The laboratories of Scripps Research Institute in La Jolla. Photo credit: Scripps
The laboratories of Scripps Research Institute in La Jolla. Photo credit: Scripps

The Scripps Research Institute in La Jolla Tuesday announced successful preclinical testing of a vaccine that prevents fentanyl, a synthetic opioid that some drug dealers use as a mix-in or substitute for heroin, from reaching the brain.

The vaccine, which harnesses the body’s immune system, showed that it can curb addiction and prevent fatal overdoses, according to TSRI.

“We want to stay one step ahead of these clandestine laboratories making illegal opioids for black market demand,” said Kim Janda, a chemistry professor and member of the Skaggs Institute for Chemical Biology at TSRI. “The importance of this new vaccine is that it can block the toxic effects of this drug, a first in the field.”

Fentanyl is a painkiller 50 to 500 times more potent than morphine, according to TSRI.
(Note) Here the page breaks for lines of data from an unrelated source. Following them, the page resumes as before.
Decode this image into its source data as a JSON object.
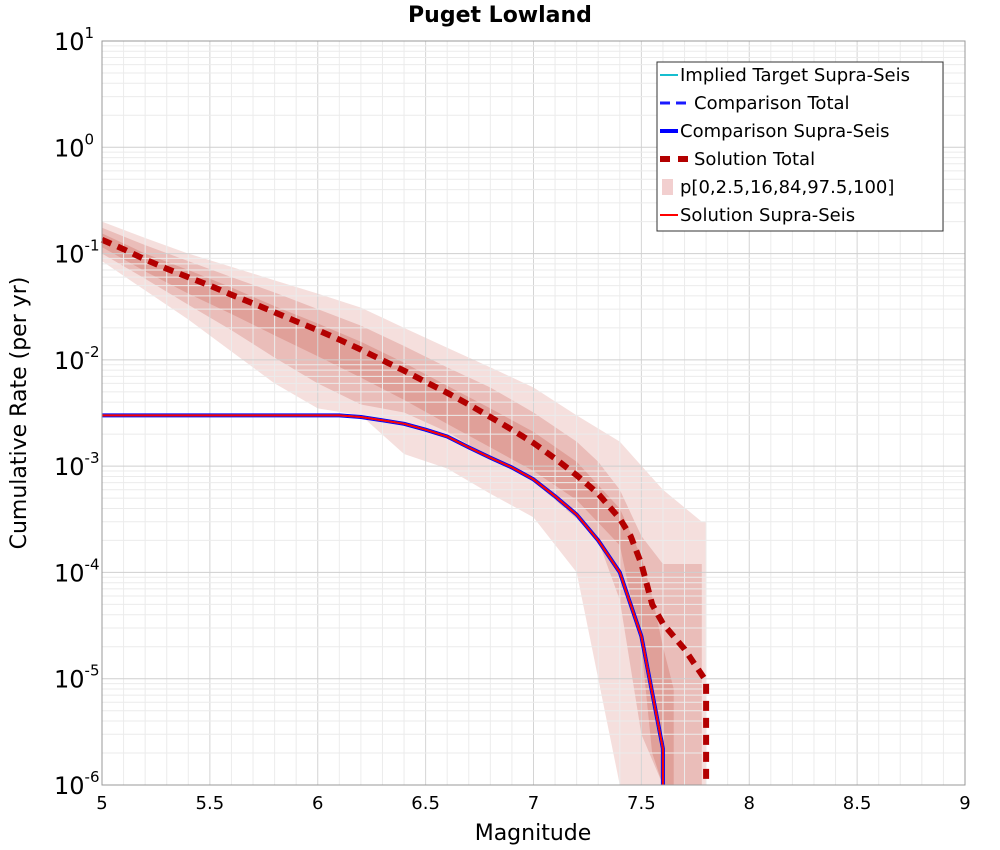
{
  "chart_data": {
    "type": "line",
    "title": "Puget Lowland",
    "xlabel": "Magnitude",
    "ylabel": "Cumulative Rate (per yr)",
    "xlim": [
      5,
      9
    ],
    "ylim": [
      1e-06,
      10
    ],
    "yscale": "log",
    "grid": true,
    "legend_position": "top-right",
    "xticks": [
      "5",
      "5.5",
      "6",
      "6.5",
      "7",
      "7.5",
      "8",
      "8.5",
      "9"
    ],
    "yticks": [
      {
        "base": "10",
        "exp": "1",
        "value": 10
      },
      {
        "base": "10",
        "exp": "0",
        "value": 1
      },
      {
        "base": "10",
        "exp": "-1",
        "value": 0.1
      },
      {
        "base": "10",
        "exp": "-2",
        "value": 0.01
      },
      {
        "base": "10",
        "exp": "-3",
        "value": 0.001
      },
      {
        "base": "10",
        "exp": "-4",
        "value": 0.0001
      },
      {
        "base": "10",
        "exp": "-5",
        "value": 1e-05
      },
      {
        "base": "10",
        "exp": "-6",
        "value": 1e-06
      }
    ],
    "bands": {
      "name": "p[0,2.5,16,84,97.5,100]",
      "color": "#c0392b",
      "outer": {
        "x": [
          5.0,
          5.2,
          5.4,
          5.6,
          5.8,
          6.0,
          6.2,
          6.4,
          6.6,
          6.8,
          7.0,
          7.2,
          7.4,
          7.6,
          7.78,
          7.8
        ],
        "lower": [
          0.085,
          0.045,
          0.024,
          0.012,
          0.006,
          0.0035,
          0.003,
          0.0013,
          0.00095,
          0.00055,
          0.00033,
          0.0001,
          1e-06,
          1e-06,
          1e-06,
          1e-06
        ],
        "upper": [
          0.2,
          0.14,
          0.1,
          0.075,
          0.056,
          0.042,
          0.031,
          0.02,
          0.013,
          0.0085,
          0.0055,
          0.003,
          0.0017,
          0.0006,
          0.0003,
          0.0003
        ]
      },
      "middle": {
        "x": [
          5.0,
          5.2,
          5.4,
          5.6,
          5.8,
          6.0,
          6.2,
          6.4,
          6.6,
          6.8,
          7.0,
          7.2,
          7.3,
          7.4,
          7.5,
          7.6,
          7.7,
          7.78
        ],
        "lower": [
          0.1,
          0.058,
          0.033,
          0.019,
          0.0105,
          0.006,
          0.0038,
          0.0032,
          0.0021,
          0.0012,
          0.00072,
          0.00032,
          0.0002,
          5.5e-05,
          3e-06,
          1e-06,
          1e-06,
          1e-06
        ],
        "upper": [
          0.175,
          0.12,
          0.085,
          0.06,
          0.043,
          0.03,
          0.021,
          0.0135,
          0.0085,
          0.0055,
          0.0032,
          0.0017,
          0.0011,
          0.0006,
          0.00022,
          0.00012,
          0.00012,
          0.00012
        ]
      },
      "inner": {
        "x": [
          5.0,
          5.2,
          5.4,
          5.6,
          5.8,
          6.0,
          6.2,
          6.4,
          6.6,
          6.8,
          7.0,
          7.2,
          7.4,
          7.5,
          7.55,
          7.6,
          7.65
        ],
        "lower": [
          0.115,
          0.068,
          0.042,
          0.027,
          0.017,
          0.0108,
          0.0068,
          0.0042,
          0.0025,
          0.0015,
          0.0009,
          0.00048,
          0.00018,
          2e-05,
          2e-06,
          1e-06,
          1e-06
        ],
        "upper": [
          0.155,
          0.1,
          0.07,
          0.048,
          0.032,
          0.022,
          0.0148,
          0.0094,
          0.0057,
          0.0035,
          0.0021,
          0.0011,
          0.0004,
          0.00014,
          6e-05,
          2e-05,
          8e-06
        ]
      }
    },
    "series": [
      {
        "name": "Implied Target Supra-Seis",
        "color": "#17becf",
        "style": "solid",
        "x": [
          5.0,
          5.5,
          6.0,
          6.1,
          6.2,
          6.3,
          6.4,
          6.5,
          6.6,
          6.7,
          6.8,
          6.9,
          7.0,
          7.1,
          7.2,
          7.3,
          7.4,
          7.5,
          7.6,
          7.6
        ],
        "y": [
          0.003,
          0.003,
          0.003,
          0.003,
          0.0029,
          0.0027,
          0.0025,
          0.0022,
          0.0019,
          0.0015,
          0.0012,
          0.00097,
          0.00075,
          0.00052,
          0.00035,
          0.0002,
          0.0001,
          2.5e-05,
          2.2e-06,
          1e-06
        ]
      },
      {
        "name": "Comparison Total",
        "color": "#1a1aff",
        "style": "dashed",
        "x": [],
        "y": []
      },
      {
        "name": "Comparison Supra-Seis",
        "color": "#0000ff",
        "style": "solid-thick",
        "x": [
          5.0,
          5.5,
          6.0,
          6.1,
          6.2,
          6.3,
          6.4,
          6.5,
          6.6,
          6.7,
          6.8,
          6.9,
          7.0,
          7.1,
          7.2,
          7.3,
          7.4,
          7.5,
          7.6,
          7.6
        ],
        "y": [
          0.003,
          0.003,
          0.003,
          0.003,
          0.0029,
          0.0027,
          0.0025,
          0.0022,
          0.0019,
          0.0015,
          0.0012,
          0.00097,
          0.00075,
          0.00052,
          0.00035,
          0.0002,
          0.0001,
          2.5e-05,
          2.2e-06,
          1e-06
        ]
      },
      {
        "name": "Solution Total",
        "color": "#b30000",
        "style": "dashed-thick",
        "x": [
          5.0,
          5.1,
          5.2,
          5.3,
          5.4,
          5.5,
          5.6,
          5.7,
          5.8,
          5.9,
          6.0,
          6.1,
          6.2,
          6.3,
          6.4,
          6.5,
          6.6,
          6.7,
          6.8,
          6.9,
          7.0,
          7.1,
          7.2,
          7.3,
          7.4,
          7.45,
          7.5,
          7.55,
          7.6,
          7.7,
          7.8,
          7.8
        ],
        "y": [
          0.135,
          0.11,
          0.088,
          0.072,
          0.06,
          0.05,
          0.041,
          0.034,
          0.028,
          0.023,
          0.019,
          0.0155,
          0.0125,
          0.0099,
          0.0079,
          0.0062,
          0.0049,
          0.0038,
          0.0029,
          0.0022,
          0.00165,
          0.00118,
          0.00082,
          0.00055,
          0.00032,
          0.00022,
          0.00012,
          5e-05,
          3.3e-05,
          1.9e-05,
          9.5e-06,
          1e-06
        ]
      },
      {
        "name": "Solution Supra-Seis",
        "color": "#ff0000",
        "style": "solid",
        "x": [
          5.0,
          5.5,
          6.0,
          6.1,
          6.2,
          6.3,
          6.4,
          6.5,
          6.6,
          6.7,
          6.8,
          6.9,
          7.0,
          7.1,
          7.2,
          7.3,
          7.4,
          7.5,
          7.6,
          7.6
        ],
        "y": [
          0.003,
          0.003,
          0.003,
          0.003,
          0.0029,
          0.0027,
          0.0025,
          0.0022,
          0.0019,
          0.0015,
          0.0012,
          0.00097,
          0.00075,
          0.00052,
          0.00035,
          0.0002,
          0.0001,
          2.5e-05,
          2.2e-06,
          1e-06
        ]
      }
    ],
    "legend": [
      {
        "label": "Implied Target Supra-Seis",
        "color": "#17becf",
        "style": "solid"
      },
      {
        "label": "Comparison Total",
        "color": "#1a1aff",
        "style": "dashed"
      },
      {
        "label": "Comparison Supra-Seis",
        "color": "#0000ff",
        "style": "solid-thick"
      },
      {
        "label": "Solution Total",
        "color": "#b30000",
        "style": "dashed-thick"
      },
      {
        "label": "p[0,2.5,16,84,97.5,100]",
        "color": "#f2cfcf",
        "style": "box"
      },
      {
        "label": "Solution Supra-Seis",
        "color": "#ff0000",
        "style": "solid"
      }
    ]
  }
}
Over the years — to skirt U.S. Drug Enforcement Administration detection — illicit laboratories have tweaked the drug’s molecular structure, selling variants under names such as “China white” and acetyl fentanyl, the latter of which was responsible for a cluster of deaths recently in Rhode Island and Pennsylvania.

Fentanyl was also at the center of one of San Diego’s most notorious murder cases — in which former county toxicologist Kristin Rossum was convicted of murder and use of a poison for injecting her husband, Gregory de Villers, with the substance in November 2000. Rossum is serving a life prison term with no chance of parole.

With so many variants on the market, users have no way of knowing the strength of the drugs they are using, which can lead to fatal overdoses. The U.S. Centers for Disease Control and Prevention reported a 200 percent increase in overdose deaths involving opioids from 2000 to 2014, citing the availability of fentanyl and fentanyl variants as a major contributor.

While there are treatments — such as naloxone — for opioid overdose or methadone for addiction, Janda said many people still relapse.

“These treatments are working for some people, but there is clearly a gap that needs attention,” Janda said.

The researcher said the vaccine cocktail contains a molecule that mimics fentanyl’s core structure, which trains the immune system to produce antibodies to neutralize it.

When someone tries to get high from fentanyl or its variants, their antibodies bind to the drug and keep it from reaching the brain. In theory, blocking the ability to feel a high could stop drug-seeking and drug-taking behavior, according to the TSRI study results, which appear in today’s edition of the journal Angewandte Chemie.

The research was supported by the National Institutes of Health’s National Institute on Drug Addiction.